My mother was God’s instrument to teach me what it meant to be a virtuous woman. Partly through her verbal instruction, but mostly through the silent example of her actions and deeds. Most of all, through the way she executed her duty to complement and complete my father. She is his perfect match and the secret to his greatness. She delights him with her company and conversation, sustains him with her strength, stimulates and sharpens him with her wisdom and intelligence, emboldens him with her praise, bolsters him with her cheerfulness, comforts him with her love, and heartens him with her courage.

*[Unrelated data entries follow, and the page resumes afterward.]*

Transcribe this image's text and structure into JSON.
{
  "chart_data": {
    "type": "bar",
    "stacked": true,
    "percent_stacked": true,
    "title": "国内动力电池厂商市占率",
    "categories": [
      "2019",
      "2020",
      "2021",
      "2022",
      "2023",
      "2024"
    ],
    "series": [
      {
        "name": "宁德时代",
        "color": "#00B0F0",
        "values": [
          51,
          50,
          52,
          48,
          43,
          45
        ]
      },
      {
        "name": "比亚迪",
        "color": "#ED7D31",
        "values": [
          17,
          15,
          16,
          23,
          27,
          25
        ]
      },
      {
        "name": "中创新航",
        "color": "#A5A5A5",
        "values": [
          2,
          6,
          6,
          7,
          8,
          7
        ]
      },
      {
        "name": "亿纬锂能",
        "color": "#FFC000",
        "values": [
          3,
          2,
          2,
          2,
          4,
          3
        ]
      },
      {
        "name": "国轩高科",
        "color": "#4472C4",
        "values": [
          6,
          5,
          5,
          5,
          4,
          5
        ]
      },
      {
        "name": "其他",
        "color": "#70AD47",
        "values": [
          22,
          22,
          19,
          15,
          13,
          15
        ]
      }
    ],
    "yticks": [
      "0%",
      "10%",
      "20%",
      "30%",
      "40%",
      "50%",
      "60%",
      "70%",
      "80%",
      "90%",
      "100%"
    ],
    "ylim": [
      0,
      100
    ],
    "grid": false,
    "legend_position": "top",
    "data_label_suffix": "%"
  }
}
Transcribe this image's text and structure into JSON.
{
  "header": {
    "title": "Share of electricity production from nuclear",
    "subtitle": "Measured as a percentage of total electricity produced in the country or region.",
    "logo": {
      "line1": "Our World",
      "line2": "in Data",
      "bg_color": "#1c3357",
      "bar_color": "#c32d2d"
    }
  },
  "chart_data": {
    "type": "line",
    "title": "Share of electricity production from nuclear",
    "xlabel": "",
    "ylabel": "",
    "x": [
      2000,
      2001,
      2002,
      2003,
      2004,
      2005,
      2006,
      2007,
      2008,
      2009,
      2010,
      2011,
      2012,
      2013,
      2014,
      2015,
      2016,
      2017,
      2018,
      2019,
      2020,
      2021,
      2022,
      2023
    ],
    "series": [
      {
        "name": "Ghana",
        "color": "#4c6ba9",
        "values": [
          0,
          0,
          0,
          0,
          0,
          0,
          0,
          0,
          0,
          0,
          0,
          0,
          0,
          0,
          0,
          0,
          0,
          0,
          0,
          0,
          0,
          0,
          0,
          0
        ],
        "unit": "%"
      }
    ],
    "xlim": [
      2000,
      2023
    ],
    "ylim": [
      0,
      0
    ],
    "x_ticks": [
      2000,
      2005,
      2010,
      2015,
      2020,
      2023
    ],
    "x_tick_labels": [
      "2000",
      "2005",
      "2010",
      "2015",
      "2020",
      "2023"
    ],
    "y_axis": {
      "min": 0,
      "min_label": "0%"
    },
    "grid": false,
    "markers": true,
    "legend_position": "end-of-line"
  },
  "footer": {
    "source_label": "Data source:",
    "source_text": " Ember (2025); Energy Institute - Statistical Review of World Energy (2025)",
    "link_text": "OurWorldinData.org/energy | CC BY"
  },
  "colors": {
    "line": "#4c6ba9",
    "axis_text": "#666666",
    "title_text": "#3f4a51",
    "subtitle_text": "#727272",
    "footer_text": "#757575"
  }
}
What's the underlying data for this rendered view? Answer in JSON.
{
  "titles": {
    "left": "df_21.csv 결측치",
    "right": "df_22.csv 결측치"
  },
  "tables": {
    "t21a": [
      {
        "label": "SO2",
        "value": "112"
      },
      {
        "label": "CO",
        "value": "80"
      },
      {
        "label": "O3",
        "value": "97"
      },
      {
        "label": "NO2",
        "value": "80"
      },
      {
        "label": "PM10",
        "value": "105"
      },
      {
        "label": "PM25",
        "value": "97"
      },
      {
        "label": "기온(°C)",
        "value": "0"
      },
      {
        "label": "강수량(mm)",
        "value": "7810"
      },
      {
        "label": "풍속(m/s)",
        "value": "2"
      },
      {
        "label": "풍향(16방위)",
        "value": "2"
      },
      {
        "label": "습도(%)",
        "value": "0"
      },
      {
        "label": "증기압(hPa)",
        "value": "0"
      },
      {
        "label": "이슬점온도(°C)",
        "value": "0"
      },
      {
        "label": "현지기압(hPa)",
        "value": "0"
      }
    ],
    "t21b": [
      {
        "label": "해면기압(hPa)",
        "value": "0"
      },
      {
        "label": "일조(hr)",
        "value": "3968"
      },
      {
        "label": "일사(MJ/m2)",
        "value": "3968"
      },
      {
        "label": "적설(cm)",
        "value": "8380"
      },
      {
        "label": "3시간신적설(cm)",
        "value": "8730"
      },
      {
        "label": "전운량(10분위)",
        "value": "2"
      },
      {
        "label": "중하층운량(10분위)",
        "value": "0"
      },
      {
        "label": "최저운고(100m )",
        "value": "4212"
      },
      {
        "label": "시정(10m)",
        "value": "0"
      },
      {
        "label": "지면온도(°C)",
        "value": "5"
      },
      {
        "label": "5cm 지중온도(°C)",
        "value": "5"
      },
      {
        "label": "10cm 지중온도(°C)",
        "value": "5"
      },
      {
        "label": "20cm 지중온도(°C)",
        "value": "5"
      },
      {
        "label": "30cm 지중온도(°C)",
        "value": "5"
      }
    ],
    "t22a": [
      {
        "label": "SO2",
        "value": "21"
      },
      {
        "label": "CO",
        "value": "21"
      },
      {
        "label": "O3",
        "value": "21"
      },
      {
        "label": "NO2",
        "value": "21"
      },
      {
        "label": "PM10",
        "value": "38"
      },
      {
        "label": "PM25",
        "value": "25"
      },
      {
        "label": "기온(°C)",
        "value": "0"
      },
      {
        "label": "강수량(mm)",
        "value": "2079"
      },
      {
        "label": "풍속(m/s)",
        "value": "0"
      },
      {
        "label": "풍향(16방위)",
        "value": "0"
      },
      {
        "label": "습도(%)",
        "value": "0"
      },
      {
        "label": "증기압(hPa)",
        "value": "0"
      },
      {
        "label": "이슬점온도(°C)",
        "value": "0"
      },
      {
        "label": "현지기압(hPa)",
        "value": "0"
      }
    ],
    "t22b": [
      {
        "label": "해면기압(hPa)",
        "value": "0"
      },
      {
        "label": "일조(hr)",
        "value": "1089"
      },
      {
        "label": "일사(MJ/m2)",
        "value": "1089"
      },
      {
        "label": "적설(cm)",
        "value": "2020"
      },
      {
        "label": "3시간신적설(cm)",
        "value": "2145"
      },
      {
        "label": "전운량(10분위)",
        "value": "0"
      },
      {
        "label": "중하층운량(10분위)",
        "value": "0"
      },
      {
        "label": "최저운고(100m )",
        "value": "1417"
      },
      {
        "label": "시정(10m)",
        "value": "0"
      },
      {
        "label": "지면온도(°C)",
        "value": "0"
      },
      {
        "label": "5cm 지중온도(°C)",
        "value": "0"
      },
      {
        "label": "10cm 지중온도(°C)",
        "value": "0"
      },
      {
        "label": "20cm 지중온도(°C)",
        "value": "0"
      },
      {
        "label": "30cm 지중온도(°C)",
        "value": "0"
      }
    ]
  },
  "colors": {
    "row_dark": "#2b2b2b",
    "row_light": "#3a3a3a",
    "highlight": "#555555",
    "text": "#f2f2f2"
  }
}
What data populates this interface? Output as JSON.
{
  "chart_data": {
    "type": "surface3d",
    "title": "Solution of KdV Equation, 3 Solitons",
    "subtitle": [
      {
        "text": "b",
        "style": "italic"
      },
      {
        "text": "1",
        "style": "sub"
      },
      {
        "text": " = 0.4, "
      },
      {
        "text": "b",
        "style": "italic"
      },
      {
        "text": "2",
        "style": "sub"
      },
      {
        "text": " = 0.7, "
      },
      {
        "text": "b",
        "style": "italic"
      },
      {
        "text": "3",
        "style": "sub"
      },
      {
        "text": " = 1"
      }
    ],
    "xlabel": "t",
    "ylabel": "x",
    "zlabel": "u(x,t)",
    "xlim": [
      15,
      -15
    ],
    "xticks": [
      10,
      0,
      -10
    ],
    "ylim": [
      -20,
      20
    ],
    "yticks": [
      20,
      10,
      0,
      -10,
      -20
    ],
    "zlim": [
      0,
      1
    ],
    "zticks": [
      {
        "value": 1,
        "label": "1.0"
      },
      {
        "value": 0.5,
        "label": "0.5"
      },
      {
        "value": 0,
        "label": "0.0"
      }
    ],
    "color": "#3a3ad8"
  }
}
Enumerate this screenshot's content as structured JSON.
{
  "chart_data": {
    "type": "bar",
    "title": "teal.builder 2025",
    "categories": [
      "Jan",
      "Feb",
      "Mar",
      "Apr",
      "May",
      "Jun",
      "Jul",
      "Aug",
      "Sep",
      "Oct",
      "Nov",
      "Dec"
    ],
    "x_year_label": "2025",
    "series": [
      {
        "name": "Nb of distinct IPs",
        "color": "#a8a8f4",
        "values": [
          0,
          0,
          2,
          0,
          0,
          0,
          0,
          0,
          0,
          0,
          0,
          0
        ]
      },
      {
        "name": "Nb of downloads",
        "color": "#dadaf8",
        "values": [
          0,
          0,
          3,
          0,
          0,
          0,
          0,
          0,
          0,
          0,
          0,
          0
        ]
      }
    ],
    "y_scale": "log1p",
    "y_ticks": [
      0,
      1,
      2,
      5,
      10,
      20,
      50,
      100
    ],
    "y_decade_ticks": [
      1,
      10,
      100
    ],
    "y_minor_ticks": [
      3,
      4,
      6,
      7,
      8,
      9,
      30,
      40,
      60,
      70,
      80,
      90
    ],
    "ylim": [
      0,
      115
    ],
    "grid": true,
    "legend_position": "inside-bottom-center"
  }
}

Maybe the most significant way that she contributed to his success was by instilling his vision into his children. The things she chose for us to study, the things she taught us were important, the projects she encouraged us to pursue, were all in perfect harmony with his objective for our family.

She is uniquely suited to be the teacher of his children because the qualities that our father wants his family to be known for – dominion focus, ingenuity, creativity, entrepreneurialism, love of learning, a pioneer spirit – are all qualities that our mother models in every thing that she does.

The most important things I learned come from observing her two greatest strengths. First of all, her Humility.

I see her humility in her willingness to be overshadowed by Dad. She prefers to bask in his shadow than to chase after the fame and adulation that could so easily and rightly be hers. I’ve never known a woman who cared about personal glory less, or who deserved it more. She will be remembered with more respect than her contemporaries, who fought with religious zeal for recognition and prestige, and now have no one to rise up and call them “blessed.”

The other strength I would mention is her Courage.

Like a true pioneer, Mother was never affected by the fact that she was often standing alone, being “the only one” faithful in an entire country, and doing things no one else was doing. She never even considered the wave of disapproval that came from all sides for her decision to follow Scripture instead of modern culture.

At the altar, Mother promised to go wherever our father went, and to gratefully share in whatever Providence had in store for him, sometimes respect and appreciation, sometimes persecution and rejection, sometimes a high station, sometimes a low one. It’s her calm and unquenchable energy, her willingness to forego comfort and stability, her ability to adapt gracefully to any situation, that allows my father’s heart to safely trust in her. When a man’s heart can safely trust in his wife, it allows him to be a visionary, an entrepreneur, who can live boldly and dare to do great things.

He knew, as I did, that whenever times were the toughest, that’s when Mother is the strongest. That’s why, seven years ago, Dad was not nervous about asking her to leave her country that she loved, to follow him to the ends of the earth.

Last but not least, I appreciate her courage to go through painful labor to bring me into the world. The fact that I’m here to stand before you now is a testimony to that courage. It’s that courage that I especially would like to honor today.